Many of us are tense for days before a holiday gathering, fearful of those familiar family dynamics. How can we shift our perspective so that Thanksgiving and the other 364 days of the year can really be days of gratitude?

One way to cultivate gratitude is to keep a weekly gratitude journal. Research has shown that people who do so exercise more regularly, report fewer physical complaints, and feel better about their lives and their future prospects.

Another technique is to reframe those situations that seem challenging or burdensome so that we see how meeting the challenge or shouldering the burden might ultimately prove beneficial. Dealing with ill or aging parents, for example, might make us more patient or compassionate.

We might also change the terms in which we think about a particular situation or person. Perhaps a teenager's silence or short replies aren't due to sullenness, but to a feeling that her opinions won't be heard or don't really matter. Opening our minds and broadening the way we choose to perceive our experiences are key traits of individuals who practice gratitude on a larger scale.

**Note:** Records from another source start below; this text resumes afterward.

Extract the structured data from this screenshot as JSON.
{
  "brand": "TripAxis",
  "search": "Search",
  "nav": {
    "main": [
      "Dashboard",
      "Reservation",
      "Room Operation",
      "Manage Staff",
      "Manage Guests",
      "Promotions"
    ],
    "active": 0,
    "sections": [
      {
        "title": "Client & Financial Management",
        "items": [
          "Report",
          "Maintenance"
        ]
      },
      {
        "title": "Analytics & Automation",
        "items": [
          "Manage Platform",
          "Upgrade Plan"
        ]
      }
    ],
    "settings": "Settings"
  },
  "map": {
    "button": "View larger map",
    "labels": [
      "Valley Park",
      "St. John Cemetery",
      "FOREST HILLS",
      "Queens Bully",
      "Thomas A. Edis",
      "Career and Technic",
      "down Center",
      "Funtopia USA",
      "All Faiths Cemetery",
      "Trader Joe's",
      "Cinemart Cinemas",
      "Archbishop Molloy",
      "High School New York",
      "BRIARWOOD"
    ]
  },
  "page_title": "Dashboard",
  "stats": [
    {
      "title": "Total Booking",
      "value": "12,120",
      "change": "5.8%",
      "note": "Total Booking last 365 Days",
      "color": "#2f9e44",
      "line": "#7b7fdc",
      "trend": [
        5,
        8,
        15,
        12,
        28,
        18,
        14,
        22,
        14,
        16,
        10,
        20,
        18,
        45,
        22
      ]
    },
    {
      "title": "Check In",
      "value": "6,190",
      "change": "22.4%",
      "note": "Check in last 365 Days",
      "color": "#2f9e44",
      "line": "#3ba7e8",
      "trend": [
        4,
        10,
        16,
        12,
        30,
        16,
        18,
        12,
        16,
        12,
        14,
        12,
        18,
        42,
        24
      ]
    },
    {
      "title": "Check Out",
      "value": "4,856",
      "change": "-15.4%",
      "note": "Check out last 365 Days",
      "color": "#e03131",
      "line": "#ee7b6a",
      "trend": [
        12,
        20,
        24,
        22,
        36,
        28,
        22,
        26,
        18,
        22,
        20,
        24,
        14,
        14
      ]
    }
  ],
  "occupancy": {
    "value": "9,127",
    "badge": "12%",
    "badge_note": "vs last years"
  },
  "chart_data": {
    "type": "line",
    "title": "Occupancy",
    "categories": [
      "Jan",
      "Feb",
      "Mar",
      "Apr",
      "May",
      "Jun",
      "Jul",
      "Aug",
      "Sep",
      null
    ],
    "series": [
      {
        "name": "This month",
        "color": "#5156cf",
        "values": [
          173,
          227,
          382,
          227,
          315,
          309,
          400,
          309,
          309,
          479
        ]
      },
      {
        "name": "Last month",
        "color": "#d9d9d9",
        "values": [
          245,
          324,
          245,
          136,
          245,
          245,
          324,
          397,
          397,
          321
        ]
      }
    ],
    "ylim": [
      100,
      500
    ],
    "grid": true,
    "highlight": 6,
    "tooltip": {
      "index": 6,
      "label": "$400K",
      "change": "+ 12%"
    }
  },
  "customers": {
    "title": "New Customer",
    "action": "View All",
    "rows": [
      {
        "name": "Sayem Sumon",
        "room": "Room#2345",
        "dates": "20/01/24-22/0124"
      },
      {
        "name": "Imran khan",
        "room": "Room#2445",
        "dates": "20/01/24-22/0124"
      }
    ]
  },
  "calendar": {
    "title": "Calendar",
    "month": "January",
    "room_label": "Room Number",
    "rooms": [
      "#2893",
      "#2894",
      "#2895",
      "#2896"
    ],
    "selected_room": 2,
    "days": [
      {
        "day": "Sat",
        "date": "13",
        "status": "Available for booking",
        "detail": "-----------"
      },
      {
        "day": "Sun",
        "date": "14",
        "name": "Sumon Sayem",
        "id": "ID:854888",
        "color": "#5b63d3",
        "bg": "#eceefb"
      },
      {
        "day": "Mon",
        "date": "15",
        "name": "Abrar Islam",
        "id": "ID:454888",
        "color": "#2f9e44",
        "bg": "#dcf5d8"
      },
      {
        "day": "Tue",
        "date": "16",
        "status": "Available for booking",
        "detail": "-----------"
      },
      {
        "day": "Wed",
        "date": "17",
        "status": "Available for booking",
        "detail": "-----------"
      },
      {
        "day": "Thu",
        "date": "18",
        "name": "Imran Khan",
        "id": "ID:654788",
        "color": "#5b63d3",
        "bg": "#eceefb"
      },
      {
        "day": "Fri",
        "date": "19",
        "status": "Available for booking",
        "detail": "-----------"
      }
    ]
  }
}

Another key to cultivating gratitude is setting aside the time to pause and take care of ourselves. Pausing from our daily busy-ness allows us the opportunity to reflect on how we think about our lives and our experiences, enabling us to see just what in our thoughts or reactions might need reframing, which perspectives might be due for a shift. In the stillness of the pause, we can also see more clearly those things that really matter to us. Once we see those things clearly, our gratitude for them comes naturally.

We can, for example, take the time to get a massage, an activity that allows us both to pause from our busy-ness and to get out of our heads and into our bodies. In addition to being incredibly relaxing, and in itself a powerful stress reducer, massage can make us aware of - and hence grateful for - the physical body that makes it possible for us to move through our days.

Getting a massage frequently makes me aware of and grateful for my feet, those marvelous constructions of tiny bones and muscles and tendons that perform the amazing task of carrying my entire body around day after day.

Pausing, whether in massage or meditation or just simple stillness, gives us clarity. Then instead of focusing on our burdens or our insufficiencies, we can see the richness of our experience just as it is.

As the Sufi poet Rumi writes, "This is enough was always true. We just haven't seen it." Once the richness is seen, the gratitude - and the health benefits it brings - will follow.